Oil producers surveyed by S&P had 29% of their total production hedged at an average of $53 per barrel, compared to 34% hedged at $51/bbl at this time in 2016, with both prices trailing West Texas Intermediate crude's 40% jump to $58/bbl in November, S&P said.
But producers have not been quick to jump on oil's move up and restart idle rigs, S&P said.
"U.S. E&P companies are welcoming the hike in oil prices because it will provide an immediate boost to cash flows," the note said. "But we don't think the recent price lift will necessarily mean bigger budgets for next year. Our review of oil and natural gas prices and producers' hedge portfolios suggests a slower and steadier pace of capital spending and oil and natural gas production for 2018 as companies learn to live within cash flows that they realize might be tighter than current commodity prices indicate. We believe this is a prudent approach that will lead to mostly stable [credit] ratings over the next 12 months."
According to S&P's Dec. 19 analysis, the lower a company's credit rating, the more likely it is to hedge.
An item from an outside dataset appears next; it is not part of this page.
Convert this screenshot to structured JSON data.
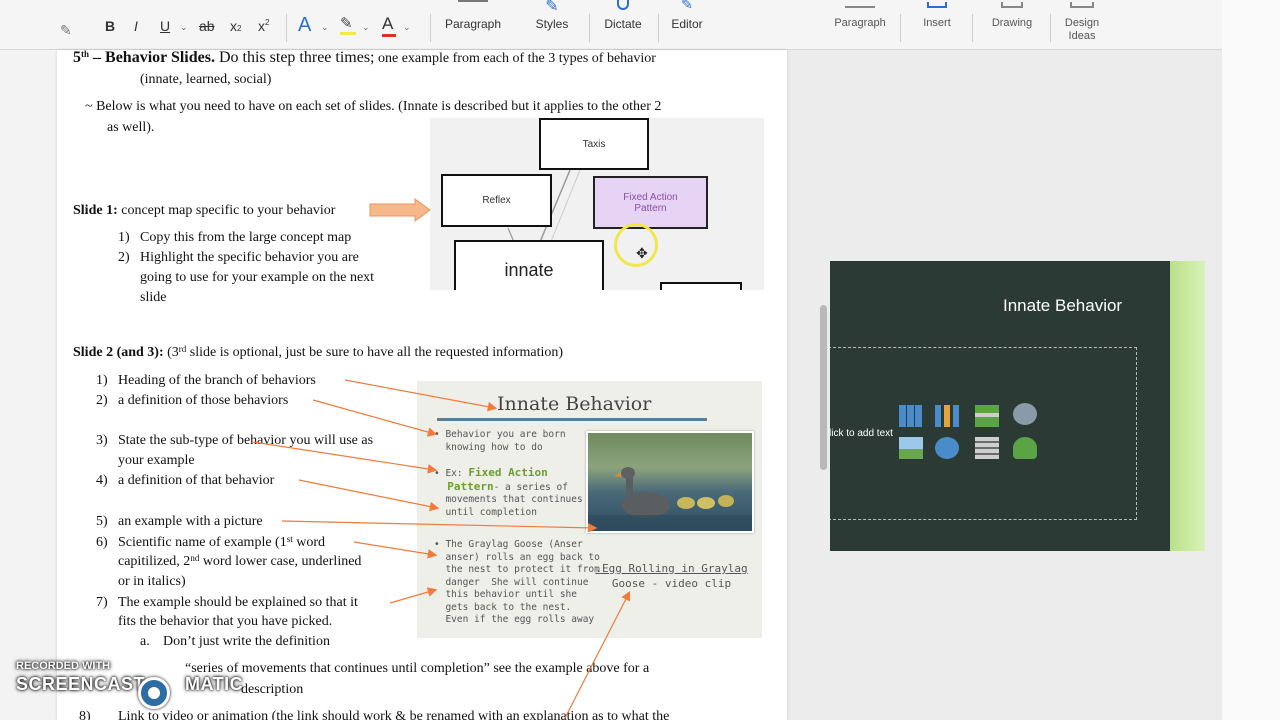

Overall, companies in S&P's U.S. oil and gas universe had 29% of their oil and gas production hedged in 2018, but speculative-grade companies and those with B or lower credit ratings had more than 50% of their volumes hedged.
"The hedged percentage of production for all rated companies is relatively low because investment-grade E&P companies (those rated 'BBB-' and higher), including the major integrated oil and gas corporations, typically don't use financial hedging strategies to ensure cash flows," S&P said. "Speculative-grade E&P companies, on the other hand, tend to have less capacity to withstand extended price slumps and cash flow volatility, so they rely more heavily on hedges."
S&P Global Market Intelligence and S&P Global Ratings are both owned by S&P Global Inc.